Anyone who takes to the road to cycle probably imagines themselves hitting the front of the pack, leaving the chasing peloton in their dust. Hitting the road towards home may even bring dreams of hitting the finish line as the winner of the Tour de France.
These feelings may inspire some of you to adopt the same training methods as the pro riders. The question here is whether this is a good idea for the average road rider, or whether doing so will just make you feel like a failure.

How The Professional Riders Train

The word “professional” should be your first clue that these guys are riding on a full-time basis, logging as many as 20,000 miles each year.

To break that down, you are looking at 400 miles per week, which is not probably possible for those of you with a job and a family.

The winter months are usually when the pros get in most of their base miles, with the goal of either building endurance, sustained speed levels, or a strong finishing kick.

Talk to the average cycling coach when looking for advice as an amateur rider, and you will probably be advised to so the same thing, throwing in some high-intensity training for good measure. The distances covered by amateurs may be shorter, but the ratio between steady rides and intense ones remains the same.

It is possible to look at how the pros train and apply those methods as an amateur. This includes setting clear goals, as well as looking at recovery techniques, proper nutrition, and properly preparing for an upcoming event.
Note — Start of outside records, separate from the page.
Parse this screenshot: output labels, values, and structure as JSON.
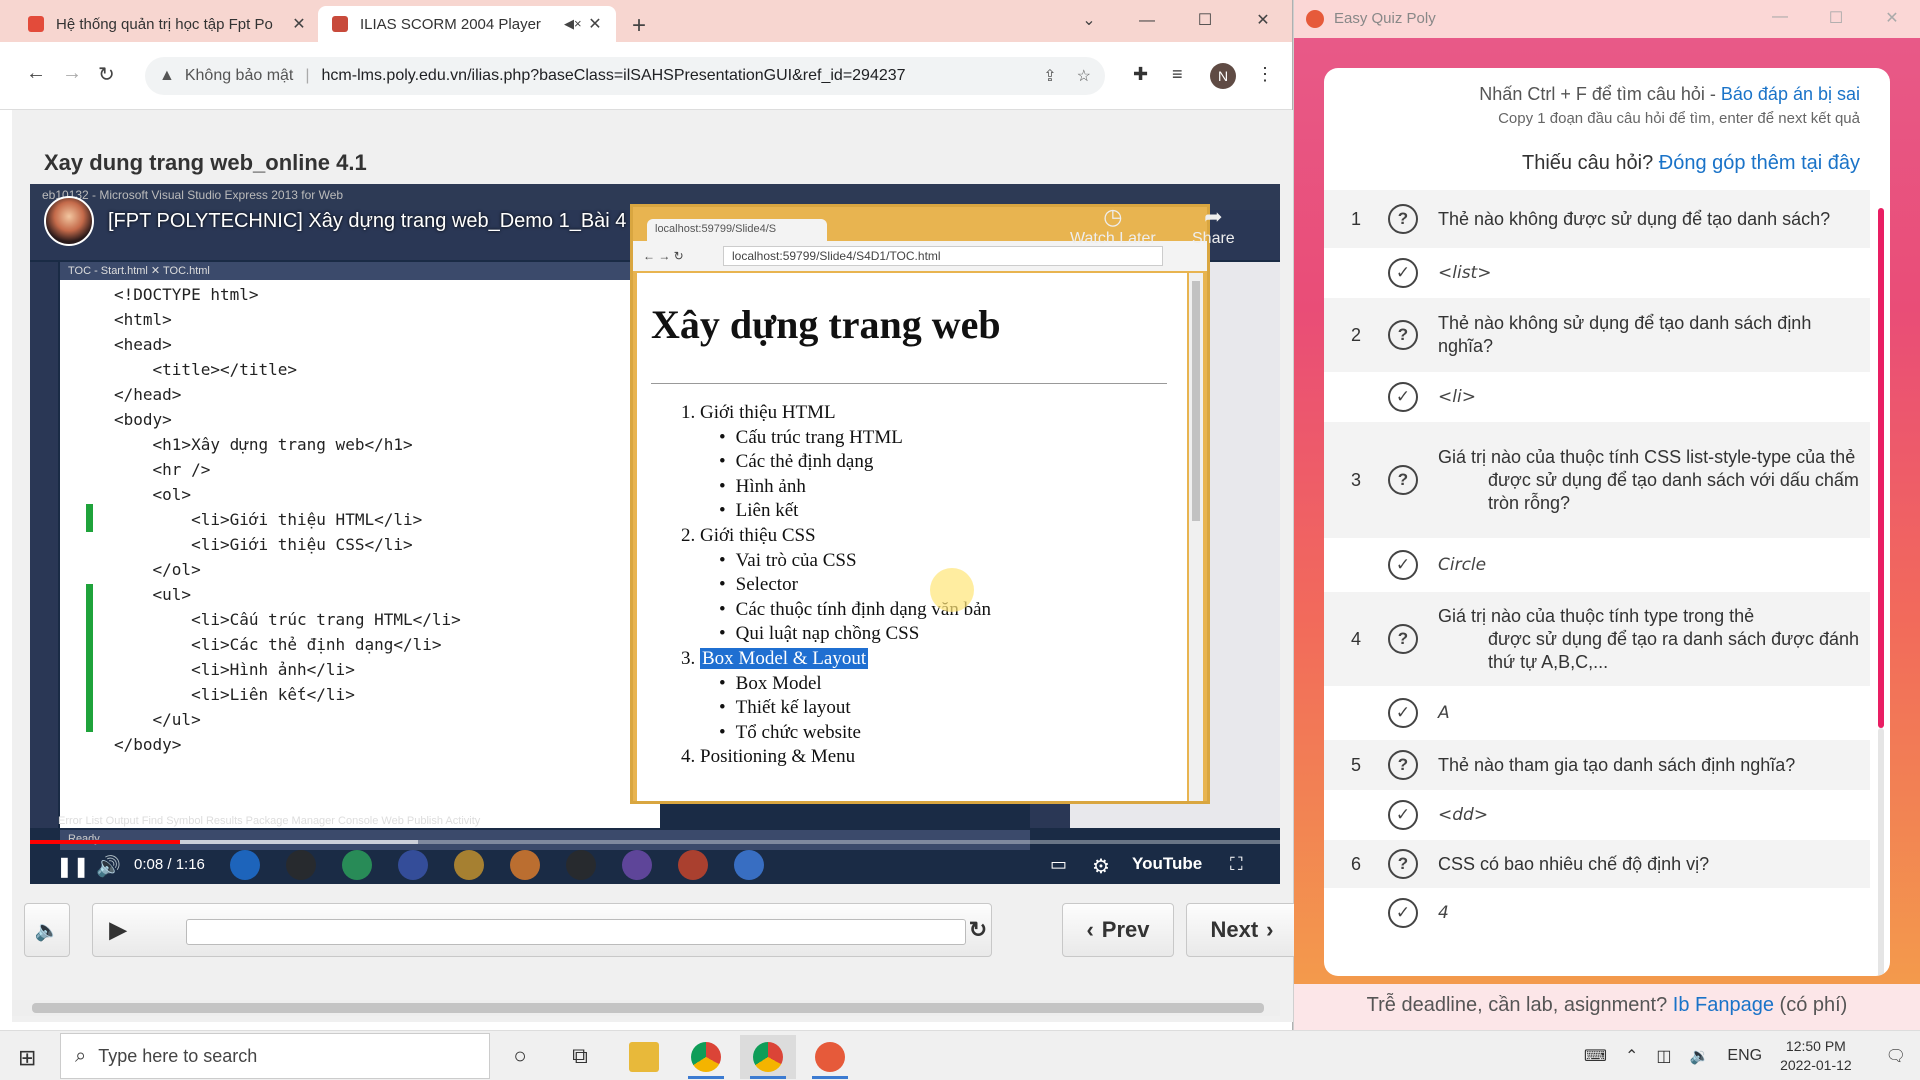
{
  "browser": {
    "tabs": [
      {
        "label": "Hệ thống quản trị học tập Fpt Po",
        "favicon_color": "#e34b3a"
      },
      {
        "label": "ILIAS SCORM 2004 Player",
        "favicon_color": "#c84a3b"
      }
    ],
    "address": {
      "security_label": "Không bảo mật",
      "url": "hcm-lms.poly.edu.vn/ilias.php?baseClass=ilSAHSPresentationGUI&ref_id=294237"
    },
    "profile_initial": "N"
  },
  "page": {
    "title": "Xay dung trang web_online 4.1"
  },
  "video": {
    "yt_title": "[FPT POLYTECHNIC] Xây dựng trang web_Demo 1_Bài 4",
    "watch_later": "Watch Later",
    "share": "Share",
    "vs_title": "eb10132 - Microsoft Visual Studio Express 2013 for Web",
    "vs_tabs": "TOC - Start.html  ✕  TOC.html",
    "vs_panels": "Error List   Output   Find Symbol Results   Package Manager Console   Web Publish Activity",
    "vs_status": "Ready",
    "code_lines": [
      "<!DOCTYPE html>",
      "<html>",
      "<head>",
      "    <title></title>",
      "</head>",
      "<body>",
      "    <h1>Xây dựng trang web</h1>",
      "    <hr />",
      "    <ol>",
      "        <li>Giới thiệu HTML</li>",
      "        <li>Giới thiệu CSS</li>",
      "    </ol>",
      "    <ul>",
      "        <li>Cấu trúc trang HTML</li>",
      "        <li>Các thẻ định dạng</li>",
      "        <li>Hình ảnh</li>",
      "        <li>Liên kết</li>",
      "    </ul>",
      "</body>"
    ],
    "embedded_browser": {
      "tab": "localhost:59799/Slide4/S",
      "url": "localhost:59799/Slide4/S4D1/TOC.html",
      "heading": "Xây dựng trang web",
      "outline": [
        {
          "num": "1.",
          "text": "Giới thiệu HTML",
          "items": [
            "Cấu trúc trang HTML",
            "Các thẻ định dạng",
            "Hình ảnh",
            "Liên kết"
          ]
        },
        {
          "num": "2.",
          "text": "Giới thiệu CSS",
          "items": [
            "Vai trò của CSS",
            "Selector",
            "Các thuộc tính định dạng văn bản",
            "Qui luật nạp chồng CSS"
          ]
        },
        {
          "num": "3.",
          "text": "Box Model & Layout",
          "items": [
            "Box Model",
            "Thiết kế layout",
            "Tổ chức website"
          ]
        },
        {
          "num": "4.",
          "text": "Positioning & Menu",
          "items": []
        }
      ]
    },
    "time": "0:08 / 1:16",
    "progress_fraction": 0.12,
    "youtube_label": "YouTube"
  },
  "player": {
    "prev_label": "Prev",
    "next_label": "Next"
  },
  "quiz": {
    "window_title": "Easy Quiz Poly",
    "hint_prefix": "Nhấn Ctrl + F để tìm câu hỏi - ",
    "hint_link": "Báo đáp án bị sai",
    "hint_sub": "Copy 1 đoạn đầu câu hỏi để tìm, enter để next kết quả",
    "contrib_prefix": "Thiếu câu hỏi? ",
    "contrib_link": "Đóng góp thêm tại đây",
    "items": [
      {
        "num": "1",
        "question": "Thẻ nào không được sử dụng để tạo danh sách?",
        "answer": "<list>"
      },
      {
        "num": "2",
        "question": "Thẻ nào không sử dụng để tạo danh sách định nghĩa?",
        "answer": "<li>"
      },
      {
        "num": "3",
        "question": "Giá trị nào của thuộc tính CSS list-style-type của thẻ",
        "question_2": "được sử dụng để tạo danh sách với dấu chấm tròn rỗng?",
        "answer": "Circle"
      },
      {
        "num": "4",
        "question": "Giá trị nào của thuộc tính type trong thẻ",
        "question_2": "được sử dụng để tạo ra danh sách được đánh thứ tự A,B,C,...",
        "answer": "A"
      },
      {
        "num": "5",
        "question": "Thẻ nào tham gia tạo danh sách định nghĩa?",
        "answer": "<dd>"
      },
      {
        "num": "6",
        "question": "CSS có bao nhiêu chế độ định vị?",
        "answer": "4"
      }
    ],
    "footer_prefix": "Trễ deadline, cần lab, asignment? ",
    "footer_link": "Ib Fanpage",
    "footer_suffix": " (có phí)"
  },
  "taskbar": {
    "search_placeholder": "Type here to search",
    "language": "ENG",
    "time": "12:50 PM",
    "date": "2022-01-12"
  },
  "colors": {
    "tab_bar": "#f7d6d0",
    "quiz_link": "#1a73c8",
    "highlight": "#1f6fd1"
  }
}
Paying attention to each of those things can certainly help with performance.

That said, research has shown that cyclists who only have around 6-8 hours per week in which to train may not benefit from putting in as many miles as possible. Base miles are a low intensity way to train, which mean you need to log a lot of them to get any sort of meaningful return. For those who only have time to put in slow, steady rides, expect performance gains that are also slow and steady.

How Should You Train If Time Is An Issue?

Motivated riders who don’t have a lot of time may benefit from what coaches refer to as sweet-spot training. It’s a little technical here, but the description of the sweet-spot effort is falling between the upper end of zone 3 and the lower end of zone 4. To put that in layman’s terms, look for a ride that is tough yet manageable, to the point where you should still be able to clearly talk in short sentences while you ride.

This is a much better approach than low intensity rides, and should help you get fitter that much faster. You can skip this method if you have 4 or 5 free hours to train every day, but for those of you with limited time available, sweet-spot training is the way to go to get a real fitness boost.

Another goof training method used by the pros is known as high-intensity interval training, which is where you alternate between intense bursts and recovery periods. HIIT is great if you are looking to build endurance. Again, this is a method that is made for those with time to train. That doesn’t mean that you can’t mix in some HIIT runs if you are a training time starved amateur. This type of workout is one that you should ease into if you are still relatively new to the sport. If you have been training for years, then by all means jump into this effective endurance training.

What this all means is that if you are short on time, intensity will deliver better results that long, sustained rides.